Hollyhock growing wild, Slate Run Metro Park, Canal Winchester, Ohio.

Hollyhock growing wild, Slate Run Metro Park, Canal Winchester, Ohio.

Plant thriving alone in field a surprise

Tech specs

  • Date/time: Jul 28, 2013 10:32 AM   
  • Camera: Canon EOS 7D
  • Lens: EF600mm f/4L IS USM +1.4x 
  • Focal length: 840mm
  • Aperture: f/5.6
  • Shutter: 1/250 second
  • ISO: 400

There are times when I set out to photograph flowers. I grab a macro (or close-up) lens, a tripod and couple of flash units to provide controlled lighting, find a patch of flowers, determine which ones would be best to shoot, set up the equipment and go to work. It can be a lengthy process.

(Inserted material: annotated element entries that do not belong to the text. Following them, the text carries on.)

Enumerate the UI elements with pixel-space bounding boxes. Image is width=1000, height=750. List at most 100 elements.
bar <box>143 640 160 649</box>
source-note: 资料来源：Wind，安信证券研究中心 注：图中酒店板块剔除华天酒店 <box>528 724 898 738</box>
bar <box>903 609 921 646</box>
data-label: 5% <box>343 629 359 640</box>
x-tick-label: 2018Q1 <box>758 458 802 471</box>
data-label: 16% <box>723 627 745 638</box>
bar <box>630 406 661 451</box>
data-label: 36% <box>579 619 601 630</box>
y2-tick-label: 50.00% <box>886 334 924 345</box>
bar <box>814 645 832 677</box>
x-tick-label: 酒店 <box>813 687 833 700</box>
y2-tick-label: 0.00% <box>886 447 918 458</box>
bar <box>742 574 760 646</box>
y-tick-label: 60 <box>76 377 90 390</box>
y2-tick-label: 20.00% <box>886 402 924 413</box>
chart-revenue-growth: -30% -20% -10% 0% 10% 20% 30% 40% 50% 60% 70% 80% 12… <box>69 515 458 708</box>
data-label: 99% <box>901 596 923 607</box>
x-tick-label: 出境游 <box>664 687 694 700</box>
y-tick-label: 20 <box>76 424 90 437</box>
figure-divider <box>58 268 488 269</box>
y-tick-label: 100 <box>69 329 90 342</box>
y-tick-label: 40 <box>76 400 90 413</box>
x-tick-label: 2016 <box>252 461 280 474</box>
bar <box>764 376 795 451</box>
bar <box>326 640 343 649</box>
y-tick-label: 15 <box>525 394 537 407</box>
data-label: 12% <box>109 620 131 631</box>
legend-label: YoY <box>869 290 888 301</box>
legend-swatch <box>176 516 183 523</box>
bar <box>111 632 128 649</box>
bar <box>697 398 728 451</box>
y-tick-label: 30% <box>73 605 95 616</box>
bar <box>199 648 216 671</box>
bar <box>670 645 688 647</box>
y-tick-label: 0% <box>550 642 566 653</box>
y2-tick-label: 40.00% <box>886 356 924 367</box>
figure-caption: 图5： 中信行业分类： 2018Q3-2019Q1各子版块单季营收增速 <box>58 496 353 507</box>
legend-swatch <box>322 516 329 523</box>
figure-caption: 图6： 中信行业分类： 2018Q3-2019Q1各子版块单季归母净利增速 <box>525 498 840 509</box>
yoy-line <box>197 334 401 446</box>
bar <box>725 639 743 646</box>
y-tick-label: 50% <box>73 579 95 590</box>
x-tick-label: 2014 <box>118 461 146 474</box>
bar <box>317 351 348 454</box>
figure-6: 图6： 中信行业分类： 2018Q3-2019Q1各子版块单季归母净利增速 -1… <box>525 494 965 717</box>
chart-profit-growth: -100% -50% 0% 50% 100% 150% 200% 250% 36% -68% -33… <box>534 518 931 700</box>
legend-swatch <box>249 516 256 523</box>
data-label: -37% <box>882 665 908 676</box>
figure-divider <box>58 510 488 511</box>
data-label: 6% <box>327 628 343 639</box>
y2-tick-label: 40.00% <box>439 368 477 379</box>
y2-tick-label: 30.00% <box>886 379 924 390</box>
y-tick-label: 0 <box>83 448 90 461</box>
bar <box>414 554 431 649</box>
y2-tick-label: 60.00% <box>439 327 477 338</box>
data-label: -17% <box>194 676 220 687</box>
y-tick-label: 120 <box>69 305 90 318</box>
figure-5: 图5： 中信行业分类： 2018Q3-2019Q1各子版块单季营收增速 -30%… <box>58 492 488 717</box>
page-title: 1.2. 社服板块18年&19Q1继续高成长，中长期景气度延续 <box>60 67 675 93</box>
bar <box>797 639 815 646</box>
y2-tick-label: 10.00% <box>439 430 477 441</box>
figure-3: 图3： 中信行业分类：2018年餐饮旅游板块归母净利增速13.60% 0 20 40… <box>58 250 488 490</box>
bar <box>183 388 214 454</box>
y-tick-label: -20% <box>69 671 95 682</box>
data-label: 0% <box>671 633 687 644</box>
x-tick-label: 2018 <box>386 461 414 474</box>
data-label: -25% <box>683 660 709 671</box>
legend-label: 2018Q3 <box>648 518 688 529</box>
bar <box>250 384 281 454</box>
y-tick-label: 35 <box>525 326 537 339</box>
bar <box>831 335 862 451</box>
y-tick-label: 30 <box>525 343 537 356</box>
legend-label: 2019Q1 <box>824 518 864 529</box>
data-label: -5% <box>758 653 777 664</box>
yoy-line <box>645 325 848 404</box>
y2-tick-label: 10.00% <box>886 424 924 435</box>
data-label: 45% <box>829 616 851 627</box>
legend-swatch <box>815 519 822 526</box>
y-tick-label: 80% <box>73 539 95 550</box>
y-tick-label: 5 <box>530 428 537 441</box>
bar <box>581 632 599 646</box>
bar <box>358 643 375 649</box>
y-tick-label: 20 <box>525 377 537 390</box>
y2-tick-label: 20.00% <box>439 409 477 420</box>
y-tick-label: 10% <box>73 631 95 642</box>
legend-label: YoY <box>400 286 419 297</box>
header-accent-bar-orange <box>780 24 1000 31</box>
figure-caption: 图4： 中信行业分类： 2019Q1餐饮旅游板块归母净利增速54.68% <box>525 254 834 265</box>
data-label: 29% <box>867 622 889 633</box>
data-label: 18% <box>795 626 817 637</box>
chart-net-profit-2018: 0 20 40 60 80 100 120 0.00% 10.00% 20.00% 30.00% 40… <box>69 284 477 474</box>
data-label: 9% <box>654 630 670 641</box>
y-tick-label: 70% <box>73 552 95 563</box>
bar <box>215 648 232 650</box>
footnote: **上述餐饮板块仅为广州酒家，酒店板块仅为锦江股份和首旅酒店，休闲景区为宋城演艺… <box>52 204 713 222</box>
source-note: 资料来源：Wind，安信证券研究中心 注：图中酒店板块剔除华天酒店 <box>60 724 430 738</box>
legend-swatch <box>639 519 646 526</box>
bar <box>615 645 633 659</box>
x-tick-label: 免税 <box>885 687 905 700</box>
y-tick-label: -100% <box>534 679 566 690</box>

Then there are times when I’m on one of my wildlife photo hikes and see a flower that would be perfect to photograph. I don’t have my macro lens with me. I don’t have a tripod. I don’t have flash units. All I have is the long, heavy 600 millimeter super telephoto lens and a 1.4x teleconverter that I use when photographing wildlife. It’s ideal for wildlife photos, but it means I’m shooting close-up photos of flowers from more than 18 feet away. It’s not the typical way to shoot flower photos, but it works.

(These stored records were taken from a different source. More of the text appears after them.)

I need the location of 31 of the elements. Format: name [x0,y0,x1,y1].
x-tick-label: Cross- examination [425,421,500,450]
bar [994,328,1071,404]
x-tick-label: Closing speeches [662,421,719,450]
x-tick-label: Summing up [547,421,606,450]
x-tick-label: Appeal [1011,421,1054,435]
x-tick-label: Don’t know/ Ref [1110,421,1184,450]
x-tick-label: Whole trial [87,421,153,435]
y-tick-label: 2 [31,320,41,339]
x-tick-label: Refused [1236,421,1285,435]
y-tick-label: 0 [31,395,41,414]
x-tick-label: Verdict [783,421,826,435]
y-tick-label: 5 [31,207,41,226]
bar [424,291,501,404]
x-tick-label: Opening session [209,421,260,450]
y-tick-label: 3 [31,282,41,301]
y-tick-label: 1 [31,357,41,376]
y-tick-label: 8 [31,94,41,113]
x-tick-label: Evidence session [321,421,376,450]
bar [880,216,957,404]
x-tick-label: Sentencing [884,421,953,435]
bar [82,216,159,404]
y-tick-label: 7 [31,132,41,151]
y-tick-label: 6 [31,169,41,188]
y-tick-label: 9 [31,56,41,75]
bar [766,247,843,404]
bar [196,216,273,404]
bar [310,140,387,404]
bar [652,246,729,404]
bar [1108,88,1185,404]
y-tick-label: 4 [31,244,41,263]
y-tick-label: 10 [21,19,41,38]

This is one of those“improvised” flower photos.

I was hiking through a wetlands area in Slate Run Metro Park southeast of Columbus, Ohio, photographing birds, when I saw this large, flowering hollyhock plant growing wild. It was probably more than four feet tall so the flowers were above other plants in the field, providing an uncluttered background. The morning sun was providing perfect light. So I decided to get a photo.

I like how the pink and white petals stand out against the solid green background.

But I admit I was surprised to find a healthy, tall hollyhock growing alone in the middle of a field adjacent to a wetlands. The only times I’ve seen hollyhocks have been in garden settings, where they’ve been planted, cultivated and cared for. This one was no place close to a garden setting. Since hollyhocks self seed, I’m assuming a bird must have transferred a seed to the field where the plant flourished.  It was an interesting find.

I admit I was surprised to find a healthy, tall hollyhock growing alone in the middle of a field adjacent to a wetlands. The only times I’ve seen hollyhocks have been in garden settings, where they’ve been planted, cultivated and cared for.